HEYDT creates sculptural works that navigate the boundaries between physical, emotional, and virtual worlds through shadow box dioramas, found object interventions, and virtual reality installations. Her work challenges the constructs that shape our perception of objects, environments, and identities, offering alternative frameworks for understanding. Through these three practices, HEYDT engages in a poetic recontextualization, questioning the stability of origins, essences, and fixed identities. By reframing the discarded, the mundane, and the digital, she disrupts entrenched metaphysical assumptions and opens new interpretive possibilities. Whether through the tactile intimacy of a shadow box, the reinvention of a found object, or the immersive potential of virtual reality, HEYDT’s work invites viewers to reconsider their perceptions and embrace the transformative power of reimagination.

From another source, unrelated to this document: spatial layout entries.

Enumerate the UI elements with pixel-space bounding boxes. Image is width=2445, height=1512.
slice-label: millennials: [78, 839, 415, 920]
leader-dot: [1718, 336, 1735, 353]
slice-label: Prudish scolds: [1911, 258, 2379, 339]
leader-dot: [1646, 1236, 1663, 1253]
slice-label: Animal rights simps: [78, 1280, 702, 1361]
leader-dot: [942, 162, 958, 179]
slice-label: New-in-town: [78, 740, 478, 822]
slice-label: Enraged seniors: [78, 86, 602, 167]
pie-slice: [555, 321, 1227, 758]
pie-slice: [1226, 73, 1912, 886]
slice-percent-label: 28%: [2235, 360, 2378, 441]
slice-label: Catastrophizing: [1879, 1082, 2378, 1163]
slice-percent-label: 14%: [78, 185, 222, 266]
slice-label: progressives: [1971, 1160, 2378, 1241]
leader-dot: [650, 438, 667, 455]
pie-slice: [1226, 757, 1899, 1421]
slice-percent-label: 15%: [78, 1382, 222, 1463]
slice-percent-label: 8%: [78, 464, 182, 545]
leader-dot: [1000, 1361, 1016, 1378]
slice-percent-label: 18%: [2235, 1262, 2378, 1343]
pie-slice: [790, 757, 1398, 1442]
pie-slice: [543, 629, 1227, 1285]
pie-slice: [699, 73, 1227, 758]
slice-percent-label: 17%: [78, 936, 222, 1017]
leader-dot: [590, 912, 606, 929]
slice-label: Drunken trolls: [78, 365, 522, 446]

HEYDT’s found object interventions reimagine discarded consumer goods, challenging notions of utility, value, and cultural significance. Through bricolage, she disrupts their prescribed meanings, subverting normalized contexts and exposing the instability of cultural constructs. Her playful yet critical practice invites viewers to reconsider what society deems worthless or obsolete.
HEYDT pushes the exploration of constructed realities into the digital sphere. Using emerging technologies, she crafts parallel worlds that blur the boundaries between the material and the immaterial. These immersive environments invite viewers to inhabit spaces where perception and interaction are redefined, provoking reflection on the nature of existence and the transformative potential of technology.
HEYDT constructs intimate, miniature worlds that evoke the poetic sensibilities of Joseph Cornell. Using fragments of discarded everyday items, she arranges intricate landscapes that invite introspection and spark questions about identity, memory, and value. These dioramas act as self-contained universes where the mundane transforms, and the boundaries between imagination and materiality dissolve.